Data imported using SQL Server can be used as normal datasets imported into R in any other way:

#perform basic calculations df$num1 * 2# [1] 2.4400 6.9068 NA 0.0000is.na(df$num1)# [1] FALSE FALSE TRUE FALSE

The same logic applies to the text1 and text2 fields. Both are factors, but can handle NULL or NA values ​​separately.

# Textdf$text2# NULLdf$text1# NULL

This is quite unexpected as SQL Server data types are again not available in R. So change your original SQL query to convert all values:

df <- sqlQuery(SQLcon, "选择 ID, num1, num2, num3, CAST(tex1 AS VARCHAR(100)) kao tekst1, CAST(tex2 AS VARCHAR(100)) kao tekst2 FROM R_Nullables")

Run df fill again, the result of df$text1 will be:

[1] This is Nvarchar text. This is another Nvarchar textLevel: This is another Nvarchar text. This is Nvarchar text

Download data from TXT/CSV file

I've created an example txt/csv file to import into R as follows:

setwd("C:\\Korisnici\\Tomaz\\")dft <- read.csv("import_txt_R.txt")dft

Side by side; The R and CSV files will show that the data types are well handled:

R null values: NULL, NA, NaN, Inf (3)

But only at first glance. Let's verify the last observation by checking tpye :

is.na(dft[5,])# text1 text2 value1 value2#5 TRUE FALSE FALSE FALSE

This is a problem because each factor and value will be treated differently, and even though they are both of the same type, one is actually NA and the other is not.

same(class(dft[5,2]),class(dft[5,1])) #[1] TRUE

Be sure to check all types of data and values ​​before you go on your next trip.

As always, the code is available atwhen. Happy coding!R null values: NULL, NA, NaN, Inf (4)

related

comeCommentAuthors can follow the link and leave a comment on their blog:R – TomazTsql.

R-bloggers.comrabatDaily email updatesoNormalRelated news and guideslearnand many other topics.Click here if you want to post or search for jobs related to R/data science.

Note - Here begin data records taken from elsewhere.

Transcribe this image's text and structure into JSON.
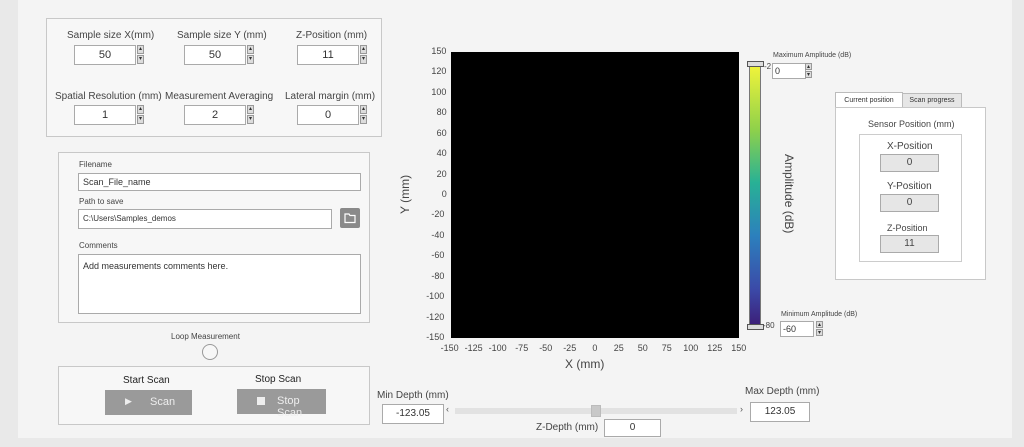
{
  "params": {
    "sample_x_label": "Sample size X(mm)",
    "sample_x_value": "50",
    "sample_y_label": "Sample size Y (mm)",
    "sample_y_value": "50",
    "zpos_label": "Z-Position (mm)",
    "zpos_value": "11",
    "spatial_label": "Spatial Resolution  (mm)",
    "spatial_value": "1",
    "averaging_label": "Measurement Averaging",
    "averaging_value": "2",
    "lateral_label": "Lateral margin  (mm)",
    "lateral_value": "0"
  },
  "file": {
    "filename_label": "Filename",
    "filename_value": "Scan_File_name",
    "path_label": "Path to save",
    "path_value": "C:\\Users\\Samples_demos",
    "comments_label": "Comments",
    "comments_value": "Add measurements comments here."
  },
  "loop": {
    "label": "Loop Measurement"
  },
  "controls": {
    "start_title": "Start Scan",
    "start_label": "Scan",
    "stop_title": "Stop Scan",
    "stop_label": "Stop Scan"
  },
  "plot": {
    "xlabel": "X (mm)",
    "ylabel": "Y (mm)",
    "xticks": [
      "-150",
      "-125",
      "-100",
      "-75",
      "-50",
      "-25",
      "0",
      "25",
      "50",
      "75",
      "100",
      "125",
      "150"
    ],
    "yticks": [
      "150",
      "120",
      "100",
      "80",
      "60",
      "40",
      "20",
      "0",
      "-20",
      "-40",
      "-60",
      "-80",
      "-100",
      "-120",
      "-150"
    ],
    "colorbar_label": "Amplitude (dB)",
    "cb_max_tick": "-2",
    "cb_min_tick": "-80",
    "max_amp_label": "Maximum Amplitude (dB)",
    "max_amp_value": "0",
    "min_amp_label": "Minimum Amplitude (dB)",
    "min_amp_value": "-60"
  },
  "depth": {
    "min_label": "Min Depth (mm)",
    "min_value": "-123.05",
    "max_label": "Max Depth (mm)",
    "max_value": "123.05",
    "z_label": "Z-Depth (mm)",
    "z_value": "0"
  },
  "sensor": {
    "tab_current": "Current position",
    "tab_progress": "Scan progress",
    "title": "Sensor Position (mm)",
    "x_label": "X-Position",
    "x_value": "0",
    "y_label": "Y-Position",
    "y_value": "0",
    "z_label": "Z-Position",
    "z_value": "11"
  }
}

Want to share your content on R Bloggers?click hereif you have a blog orHereIf you don't.

References

Top Articles
Latest Posts
Article information

Author: Pres. Lawanda Wiegand

Last Updated: 08/06/2023

Views: 6316

Rating: 4 / 5 (71 voted)

Reviews: 86% of readers found this page helpful

Author information

Name: Pres. Lawanda Wiegand

Birthday: 1993-01-10

Address: Suite 391 6963 Ullrich Shore, Bellefort, WI 01350-7893

Phone: +6806610432415

Job: Dynamic Manufacturing Assistant

Hobby: amateur radio, Taekwondo, Wood carving, Parkour, Skateboarding, Running, Rafting

Introduction: My name is Pres. Lawanda Wiegand, I am a inquisitive, helpful, glamorous, cheerful, open, clever, innocent person who loves writing and wants to share my knowledge and understanding with you.